Maybe It's Your Hiring

June 16, 2017

Ok, I promised I’d get back to the odd dichotomy of technology companies that only hire people with higher education degrees and the ones that never hire those people…

In the first case…

Only Hiring People with degrees

To be perfectly blunt, that’s just crazy.

Crazy - doing the same thing over and over again, and expecting a different result.

I’m pretty sure I understand why you do this. It ensures a certain level of common skills & knowledge across your workforce. And there is another level of certainty that these people “know how to stick to a job”, because they managed acquire a degree, which implies they worked hard for several years at their education. But none of that implies they would be the “best” person for the job.

The best person for the job is … the one who has the skills required to achieve the desired outcome, and the passion to make it happen. Sometimes that skill is learning new things fast. Sometimes it’s being a designated expert already. Maybe it’s a person with deep domain knowledge in your problem space.

Just imagine hiring a person with all the right skills, and the perfect university degree, but who doesn’t believe in your product, or has absolutely zero domain knowledge. How do you think that will work out for you and your business? If you passed on the person without a degree, who believes passionately in your product, imagining they were somehow incapable of acquiring the necessary knowledge through hard work and experience … well, let me just say (1) your loss and (2) your privilege is showing. This is mostly definitely one of the diversity failures your organization is suffering from. And it’s a pervasive failure. As I mentioned in my previous post, university/college education is both expensive and elitist. How could this NOT be a diversity problem?!? And how could your company fail to recognize it?

And the flip side…

Never hiring people with degrees

You already know what I’m going to say, don’t you? Yes, by defining a policy of refusing to hire people with degrees, your company’s hiring practices are crazy, too. And you also have a diversity problem. That’s not much of a reach, since almost every tech company HAS a diversity problem, but it does nail down a particular vector for your business.

I can even make some additional assumptions. You probably hire for “culture fit”. If you refuse to hire people with degrees, then you also probably have a stable full of young, single, mostly white men, banging out code for 16 hrs a day, while you shovel pizza under the door. You probably also have fun games & fridge full of beer in your office.
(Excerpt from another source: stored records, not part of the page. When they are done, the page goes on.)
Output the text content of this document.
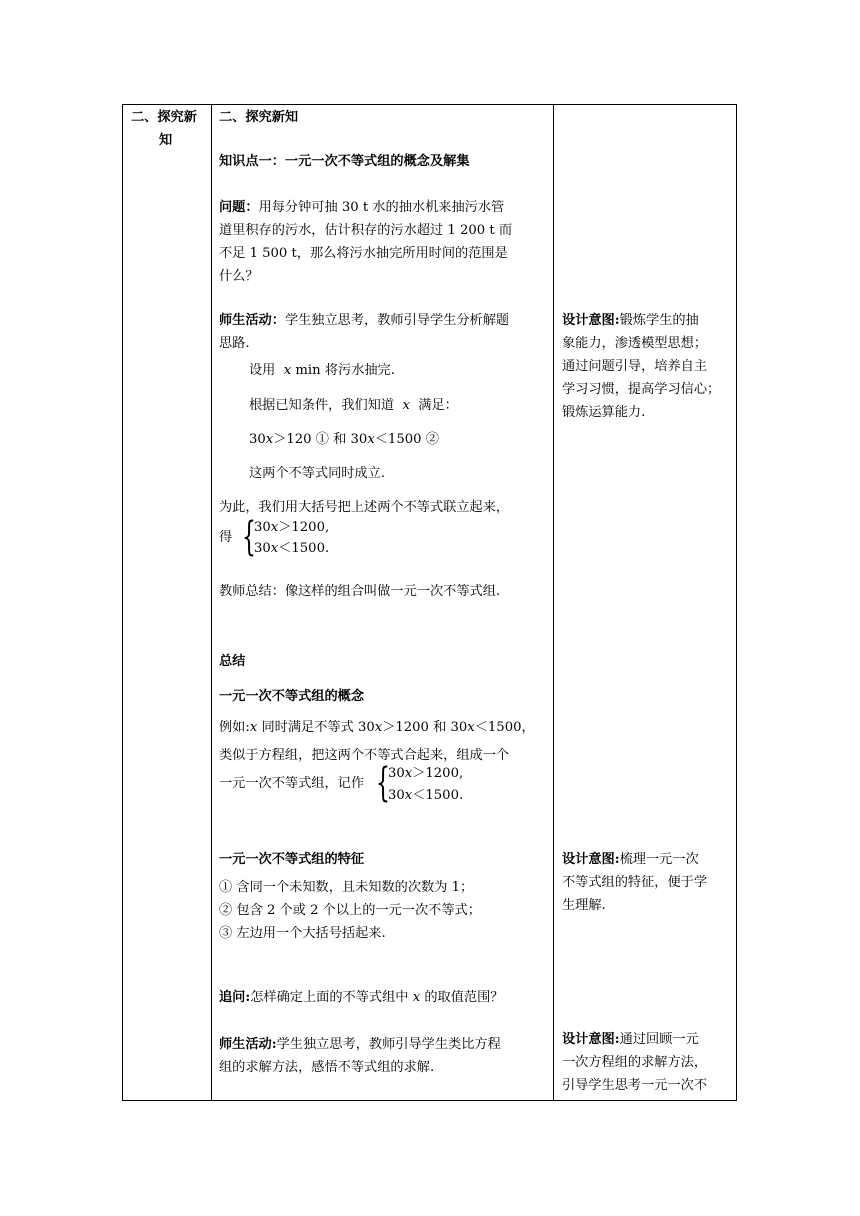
二、探究新
知
二、探究新知
知识点一：一元一次不等式组的概念及解集
问题：用每分钟可抽 30 t 水的抽水机来抽污水管
道里积存的污水，估计积存的污水超过 1 200 t 而
不足 1 500 t，那么将污水抽完所用时间的范围是
什么？
师生活动：学生独立思考，教师引导学生分析解题
思路.
设用 x min 将污水抽完.
根据已知条件，我们知道 x 满足：
30x＞120 ① 和 30x＜1500 ②
这两个不等式同时成立.
为此，我们用大括号把上述两个不等式联立起来，
得 {
30x＞1200,
30x＜1500.
教师总结：像这样的组合叫做一元一次不等式组.
总结
一元一次不等式组的概念
例如:x 同时满足不等式 30x＞1200 和 30x＜1500，
类似于方程组，把这两个不等式合起来，组成一个
一元一次不等式组，记作 {
30x＞1200,
30x＜1500.
一元一次不等式组的特征
① 含同一个未知数，且未知数的次数为 1；
② 包含 2 个或 2 个以上的一元一次不等式；
③ 左边用一个大括号括起来.
追问:怎样确定上面的不等式组中 x 的取值范围？
师生活动:学生独立思考，教师引导学生类比方程
组的求解方法，感悟不等式组的求解.
设计意图:锻炼学生的抽
象能力，渗透模型思想；
通过问题引导，培养自主
学习习惯，提高学习信心；
锻炼运算能力.
设计意图:梳理一元一次
不等式组的特征，便于学
生理解.
设计意图:通过回顾一元
一次方程组的求解方法，
引导学生思考一元一次不
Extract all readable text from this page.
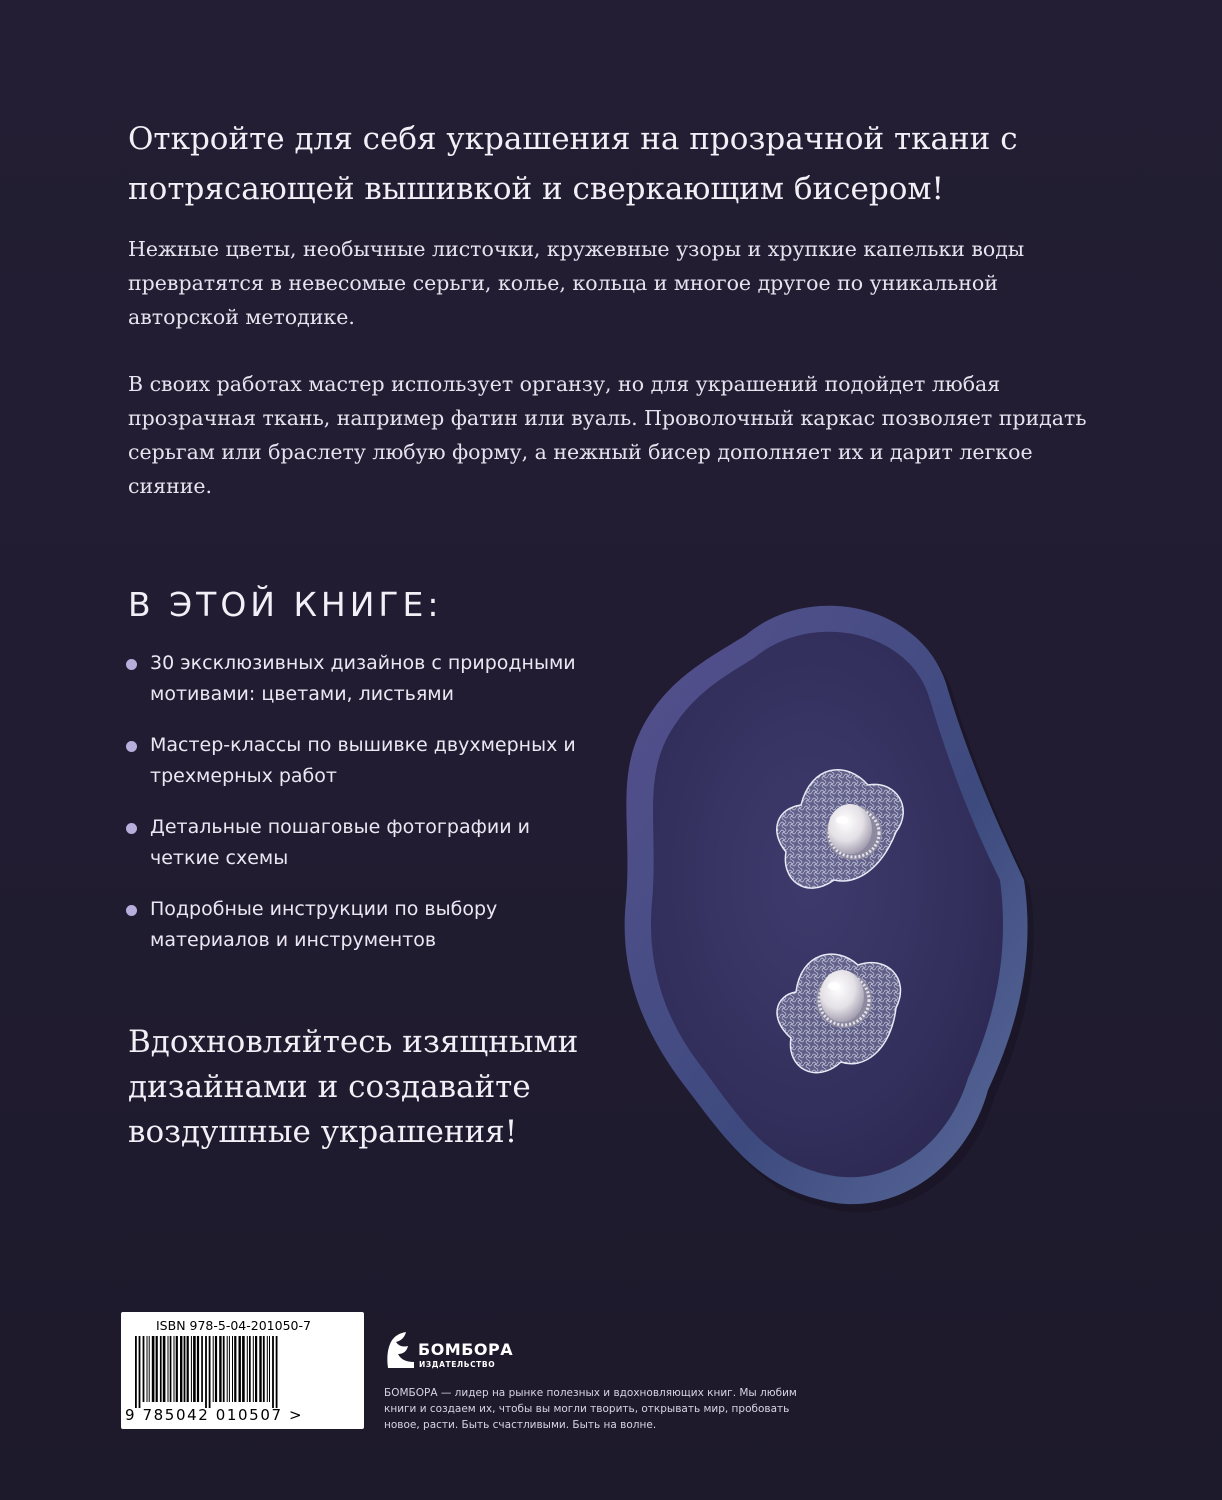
Откройте для себя украшения на прозрачной ткани с потрясающей вышивкой и сверкающим бисером!

Нежные цветы, необычные листочки, кружевные узоры и хрупкие капельки воды превратятся в невесомые серьги, колье, кольца и многое другое по уникальной авторской методике.

В своих работах мастер использует органзу, но для украшений подойдет любая прозрачная ткань, например фатин или вуаль. Проволочный каркас позволяет придать серьгам или браслету любую форму, а нежный бисер дополняет их и дарит легкое сияние.

В ЭТОЙ КНИГЕ:
30 эксклюзивных дизайнов с природными мотивами: цветами, листьями
Мастер-классы по вышивке двухмерных и трехмерных работ
Детальные пошаговые фотографии и четкие схемы
Подробные инструкции по выбору материалов и инструментов
Вдохновляйтесь изящными дизайнами и создавайте воздушные украшения!
ISBN 978-5-04-201050-7
9 785042 010507 >
БОМБОРА
ИЗДАТЕЛЬСТВО

БОМБОРА — лидер на рынке полезных и вдохновляющих книг. Мы любим книги и создаем их, чтобы вы могли творить, открывать мир, пробовать новое, расти. Быть счастливыми. Быть на волне.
Am I being too cynical? Perhaps.

By refusing to hire a person with a degree, you are certainly filtering out a lot of women. 57% of 2015 bachelor degree recipients were women, and that percentage is growing.

You are also filtering out experience. While I have certainly encountered degreed developers who are inflexible, I have to say, those are the ones who don’t tend to stay developers for very long. Inflexibility means they won’t take kindly to the idea they have to start from scratch in a new technology every 7-10 years. At that point in their careers, those inflexible types tend to transition out of developer roles and into project, product, and managerial roles. So who’s left after that? …older developers. Older developers who are flexible and smart and have embraced the philosophy of Always Be Learning. Yup, you also have an ageist diversity problem.

Diversity. Diversity. Diversity.

So what’s the point of bringing all this up? Tech has a well-deserved reputation for lack of diversity. By enshrining policies of “only hire people with degrees” or the flip side “never hire people with degrees”, all your company is doing is applying what seems to be a logical filter on new-hires, but what in practice gets applied in ways that seriously limit your diversity.

If you have a diversity problem, and you are following either of the above hiring policies, you might consider what a little bit more flexibility could achieve when trying to improve those diversity statistics.